The adopted Rule, to be known as Regulation F, is really in two parts: First, the Rule focuses on debt collection communications and clarifies the Fair Debt Collection Practices Act’s (FDCPA) prohibitions on harassment and abuse, false or misleading representations, and unfair practices by debt collectors. This part of the Rule closely follows the FDCPA language itself.
The second part of the Rule clarifies certain disclosures that third-party debt collectors must provide to consumers at the beginning of collection communications.
So, what does all of this mean for original creditors, not third-party debt collectors? Several things.

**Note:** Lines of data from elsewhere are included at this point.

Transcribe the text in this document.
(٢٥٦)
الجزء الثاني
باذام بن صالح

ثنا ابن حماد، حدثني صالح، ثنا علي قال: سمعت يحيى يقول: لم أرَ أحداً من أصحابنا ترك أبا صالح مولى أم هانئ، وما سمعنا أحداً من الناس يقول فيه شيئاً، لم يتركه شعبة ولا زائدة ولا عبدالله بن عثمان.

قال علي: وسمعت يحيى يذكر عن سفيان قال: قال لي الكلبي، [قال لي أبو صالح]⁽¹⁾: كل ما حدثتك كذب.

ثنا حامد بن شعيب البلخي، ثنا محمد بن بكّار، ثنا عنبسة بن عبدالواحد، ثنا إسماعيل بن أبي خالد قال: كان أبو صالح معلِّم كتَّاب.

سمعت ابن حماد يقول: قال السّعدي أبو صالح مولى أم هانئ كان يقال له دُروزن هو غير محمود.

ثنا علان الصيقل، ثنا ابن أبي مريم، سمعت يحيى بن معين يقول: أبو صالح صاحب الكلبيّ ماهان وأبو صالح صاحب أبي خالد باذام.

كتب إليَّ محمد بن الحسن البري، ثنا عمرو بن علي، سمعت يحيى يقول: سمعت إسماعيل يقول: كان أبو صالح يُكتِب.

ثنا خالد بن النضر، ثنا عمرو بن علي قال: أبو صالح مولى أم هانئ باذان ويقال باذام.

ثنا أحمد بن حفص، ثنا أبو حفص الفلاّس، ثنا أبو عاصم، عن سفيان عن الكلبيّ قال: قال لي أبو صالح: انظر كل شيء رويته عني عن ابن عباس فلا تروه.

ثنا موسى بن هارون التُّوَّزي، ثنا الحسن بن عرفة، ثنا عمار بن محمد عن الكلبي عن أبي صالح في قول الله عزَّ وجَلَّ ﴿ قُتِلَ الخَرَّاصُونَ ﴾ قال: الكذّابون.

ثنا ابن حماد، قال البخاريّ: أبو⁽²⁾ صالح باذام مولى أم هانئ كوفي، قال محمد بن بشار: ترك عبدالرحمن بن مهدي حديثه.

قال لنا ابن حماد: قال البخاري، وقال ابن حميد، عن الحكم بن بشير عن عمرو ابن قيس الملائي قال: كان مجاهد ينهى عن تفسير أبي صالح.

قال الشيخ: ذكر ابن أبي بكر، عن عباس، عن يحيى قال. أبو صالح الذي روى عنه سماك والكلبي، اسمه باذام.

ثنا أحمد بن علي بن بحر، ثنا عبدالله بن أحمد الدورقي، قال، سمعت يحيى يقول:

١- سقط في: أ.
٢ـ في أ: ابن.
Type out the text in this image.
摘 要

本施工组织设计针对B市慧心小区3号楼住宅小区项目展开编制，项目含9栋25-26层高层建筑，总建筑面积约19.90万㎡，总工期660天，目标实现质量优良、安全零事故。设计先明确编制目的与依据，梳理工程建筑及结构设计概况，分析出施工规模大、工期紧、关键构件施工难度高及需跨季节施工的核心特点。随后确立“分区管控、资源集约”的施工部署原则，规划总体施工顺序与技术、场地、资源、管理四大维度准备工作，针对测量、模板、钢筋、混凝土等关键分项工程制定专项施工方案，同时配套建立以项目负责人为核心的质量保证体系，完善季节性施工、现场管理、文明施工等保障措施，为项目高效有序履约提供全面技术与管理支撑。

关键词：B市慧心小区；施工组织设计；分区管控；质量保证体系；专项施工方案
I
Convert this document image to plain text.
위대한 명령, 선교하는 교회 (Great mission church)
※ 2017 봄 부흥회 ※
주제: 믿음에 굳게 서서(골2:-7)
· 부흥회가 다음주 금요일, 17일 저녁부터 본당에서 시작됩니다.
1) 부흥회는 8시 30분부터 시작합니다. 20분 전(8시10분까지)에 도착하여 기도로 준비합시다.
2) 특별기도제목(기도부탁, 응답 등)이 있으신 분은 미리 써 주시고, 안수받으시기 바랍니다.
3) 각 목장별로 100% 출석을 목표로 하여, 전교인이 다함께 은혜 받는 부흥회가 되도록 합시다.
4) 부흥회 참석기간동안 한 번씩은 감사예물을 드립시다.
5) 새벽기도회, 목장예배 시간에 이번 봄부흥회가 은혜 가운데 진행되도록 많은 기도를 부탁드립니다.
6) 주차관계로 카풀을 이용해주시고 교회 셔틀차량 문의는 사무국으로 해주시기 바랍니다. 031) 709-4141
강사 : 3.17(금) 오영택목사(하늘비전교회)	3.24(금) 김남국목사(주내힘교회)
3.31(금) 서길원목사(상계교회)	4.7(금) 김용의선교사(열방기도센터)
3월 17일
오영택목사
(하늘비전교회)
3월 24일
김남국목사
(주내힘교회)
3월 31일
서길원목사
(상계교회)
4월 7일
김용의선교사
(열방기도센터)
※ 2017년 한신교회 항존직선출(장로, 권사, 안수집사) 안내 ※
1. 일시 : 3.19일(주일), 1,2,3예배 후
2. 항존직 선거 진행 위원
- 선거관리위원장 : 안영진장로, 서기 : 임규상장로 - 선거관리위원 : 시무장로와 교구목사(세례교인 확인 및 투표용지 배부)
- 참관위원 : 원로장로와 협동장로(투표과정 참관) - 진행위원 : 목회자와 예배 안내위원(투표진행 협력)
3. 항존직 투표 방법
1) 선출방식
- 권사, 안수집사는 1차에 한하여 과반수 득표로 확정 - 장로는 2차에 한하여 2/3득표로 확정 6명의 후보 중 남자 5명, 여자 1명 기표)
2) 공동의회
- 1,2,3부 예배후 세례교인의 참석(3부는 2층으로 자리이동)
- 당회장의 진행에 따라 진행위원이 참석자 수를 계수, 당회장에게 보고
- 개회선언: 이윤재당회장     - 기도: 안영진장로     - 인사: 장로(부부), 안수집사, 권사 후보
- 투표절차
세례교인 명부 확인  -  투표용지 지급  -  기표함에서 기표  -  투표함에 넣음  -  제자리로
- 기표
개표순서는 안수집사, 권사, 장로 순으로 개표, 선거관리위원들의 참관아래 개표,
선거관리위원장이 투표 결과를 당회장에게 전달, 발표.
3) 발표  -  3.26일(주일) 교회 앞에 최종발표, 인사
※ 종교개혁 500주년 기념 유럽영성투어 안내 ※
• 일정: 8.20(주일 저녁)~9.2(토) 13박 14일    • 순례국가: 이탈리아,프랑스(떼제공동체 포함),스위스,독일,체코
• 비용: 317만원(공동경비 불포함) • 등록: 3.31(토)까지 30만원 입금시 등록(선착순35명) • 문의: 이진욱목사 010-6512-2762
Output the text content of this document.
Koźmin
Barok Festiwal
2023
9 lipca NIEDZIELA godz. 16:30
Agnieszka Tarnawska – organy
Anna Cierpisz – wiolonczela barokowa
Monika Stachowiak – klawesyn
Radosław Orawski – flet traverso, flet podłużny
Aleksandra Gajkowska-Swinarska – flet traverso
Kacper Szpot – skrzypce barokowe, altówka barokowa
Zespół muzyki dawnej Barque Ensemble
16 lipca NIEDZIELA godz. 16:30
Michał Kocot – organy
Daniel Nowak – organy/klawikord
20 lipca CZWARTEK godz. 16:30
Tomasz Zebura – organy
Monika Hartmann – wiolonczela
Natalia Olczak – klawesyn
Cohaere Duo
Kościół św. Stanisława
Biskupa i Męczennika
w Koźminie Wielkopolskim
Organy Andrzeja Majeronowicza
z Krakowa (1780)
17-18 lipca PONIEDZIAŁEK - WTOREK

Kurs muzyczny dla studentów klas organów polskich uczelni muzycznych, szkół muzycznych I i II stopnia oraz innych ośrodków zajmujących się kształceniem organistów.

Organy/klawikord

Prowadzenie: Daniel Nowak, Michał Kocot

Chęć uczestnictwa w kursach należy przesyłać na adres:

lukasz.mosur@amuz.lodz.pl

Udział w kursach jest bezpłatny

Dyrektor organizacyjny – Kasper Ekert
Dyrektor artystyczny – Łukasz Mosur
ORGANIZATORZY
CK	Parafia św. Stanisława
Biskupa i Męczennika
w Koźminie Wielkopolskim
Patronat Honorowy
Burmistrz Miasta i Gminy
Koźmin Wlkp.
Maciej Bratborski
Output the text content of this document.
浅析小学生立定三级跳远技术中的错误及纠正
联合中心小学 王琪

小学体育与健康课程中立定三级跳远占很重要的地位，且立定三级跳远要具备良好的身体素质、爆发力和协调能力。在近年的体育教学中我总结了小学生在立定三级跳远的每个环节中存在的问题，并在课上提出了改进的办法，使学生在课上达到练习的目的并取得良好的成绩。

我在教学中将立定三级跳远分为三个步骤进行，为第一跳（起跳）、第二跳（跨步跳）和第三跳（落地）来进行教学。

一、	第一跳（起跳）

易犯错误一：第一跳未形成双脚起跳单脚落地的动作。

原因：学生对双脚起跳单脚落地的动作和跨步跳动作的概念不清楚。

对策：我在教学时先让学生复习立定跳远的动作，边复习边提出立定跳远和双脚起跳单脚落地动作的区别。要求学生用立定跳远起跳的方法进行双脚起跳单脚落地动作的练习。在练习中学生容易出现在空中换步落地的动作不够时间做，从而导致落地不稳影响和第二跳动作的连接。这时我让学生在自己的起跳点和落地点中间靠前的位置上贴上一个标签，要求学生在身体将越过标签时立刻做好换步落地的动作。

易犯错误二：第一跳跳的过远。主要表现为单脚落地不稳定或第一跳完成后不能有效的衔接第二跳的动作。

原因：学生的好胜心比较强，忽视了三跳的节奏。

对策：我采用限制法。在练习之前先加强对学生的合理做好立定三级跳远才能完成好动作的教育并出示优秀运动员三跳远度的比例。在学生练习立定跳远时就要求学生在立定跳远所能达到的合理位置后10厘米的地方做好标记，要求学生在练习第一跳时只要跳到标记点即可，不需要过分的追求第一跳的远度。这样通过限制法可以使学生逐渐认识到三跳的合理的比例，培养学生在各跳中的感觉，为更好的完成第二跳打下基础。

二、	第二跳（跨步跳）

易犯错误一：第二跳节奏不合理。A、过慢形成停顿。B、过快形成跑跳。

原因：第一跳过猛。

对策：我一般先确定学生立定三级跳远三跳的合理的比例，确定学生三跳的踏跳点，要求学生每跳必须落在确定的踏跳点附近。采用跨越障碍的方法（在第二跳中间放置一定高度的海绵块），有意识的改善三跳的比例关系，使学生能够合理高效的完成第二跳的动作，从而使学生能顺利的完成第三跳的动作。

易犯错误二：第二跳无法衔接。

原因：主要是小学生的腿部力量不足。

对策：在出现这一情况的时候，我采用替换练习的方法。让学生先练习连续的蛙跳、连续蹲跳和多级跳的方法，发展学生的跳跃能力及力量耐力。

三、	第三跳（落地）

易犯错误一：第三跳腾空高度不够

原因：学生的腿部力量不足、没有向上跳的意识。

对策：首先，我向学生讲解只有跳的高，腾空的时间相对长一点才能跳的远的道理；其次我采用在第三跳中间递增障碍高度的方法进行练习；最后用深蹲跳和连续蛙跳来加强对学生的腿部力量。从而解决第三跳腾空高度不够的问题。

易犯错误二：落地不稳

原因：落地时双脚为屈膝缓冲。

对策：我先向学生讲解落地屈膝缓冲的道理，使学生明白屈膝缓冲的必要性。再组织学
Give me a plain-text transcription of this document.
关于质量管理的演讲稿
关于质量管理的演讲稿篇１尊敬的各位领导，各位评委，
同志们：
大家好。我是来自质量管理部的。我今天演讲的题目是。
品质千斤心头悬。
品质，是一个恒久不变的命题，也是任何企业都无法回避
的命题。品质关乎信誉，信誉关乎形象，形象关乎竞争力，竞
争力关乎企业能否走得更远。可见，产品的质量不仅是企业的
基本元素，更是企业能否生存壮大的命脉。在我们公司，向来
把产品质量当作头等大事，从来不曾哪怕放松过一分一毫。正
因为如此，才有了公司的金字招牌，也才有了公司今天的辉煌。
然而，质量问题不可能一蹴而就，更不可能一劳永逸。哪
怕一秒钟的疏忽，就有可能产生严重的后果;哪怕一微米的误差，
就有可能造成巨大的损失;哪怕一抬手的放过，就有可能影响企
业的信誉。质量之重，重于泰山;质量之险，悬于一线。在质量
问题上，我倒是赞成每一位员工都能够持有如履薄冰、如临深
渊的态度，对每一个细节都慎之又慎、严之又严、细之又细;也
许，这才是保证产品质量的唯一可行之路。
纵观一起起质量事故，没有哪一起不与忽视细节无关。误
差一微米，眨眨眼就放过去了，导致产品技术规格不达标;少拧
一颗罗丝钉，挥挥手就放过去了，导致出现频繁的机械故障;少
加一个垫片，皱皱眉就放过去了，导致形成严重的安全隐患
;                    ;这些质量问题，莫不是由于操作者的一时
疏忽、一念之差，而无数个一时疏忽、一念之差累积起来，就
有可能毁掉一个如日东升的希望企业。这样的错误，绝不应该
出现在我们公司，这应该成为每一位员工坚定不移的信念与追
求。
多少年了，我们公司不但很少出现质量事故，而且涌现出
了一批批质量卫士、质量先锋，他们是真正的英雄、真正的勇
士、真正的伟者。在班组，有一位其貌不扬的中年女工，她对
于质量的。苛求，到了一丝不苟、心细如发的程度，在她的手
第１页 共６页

- Recall that original creditors collecting their debt are indeed treated as third-party debt collectors if they use a fictitious name in collecting. This factor has long been a part of the FDCPA. But, Regulation F now adds another such instance: that is, if original debt collectors attempt to enforce a security interest by means of interstate commerce (mail, telephone, etc.), they are subject to the Act and the Regulation if the creditor (i) has no present right to possession of the subject collateral, (ii) has no present intention to take possession of the collateral, or (iii) the collateral is exempt by law from dispossession.
- In addition to my long standing advice to original creditors to follow the prohibitions of FDCPA Section 806 (harassment or abuse), 807 (false or misleading representations) and 808 (unfair practices), original creditors may also now want to (i) limit collection calls to the timing permitted at Regulation F Section 1006.14(b)(2), (ii) respect the requirement that debt collectors give debtors “opt-out” rights with respect to email and text messaging at Section 1006.6(e), and (iii) respect the prohibition against collecting time-barred debts at Section 1006.26.
- Certainly, there are several provisions in the Rule that may be seriously disruptive of an original creditor’s collection processes; and, for this reason, the original creditor may choose not to follow the Rule in every instance. For example, the notice for validation of debts and the providing of required disclosures may be a bridge-too-far for original creditors.
In my judgment, the key to success continues to be to conduct the business of collection in such a manner that original creditors never have to argue with a consumer’s attorney about why the creditor is not a “debt collector” under the FDCPA and this new Regulation F.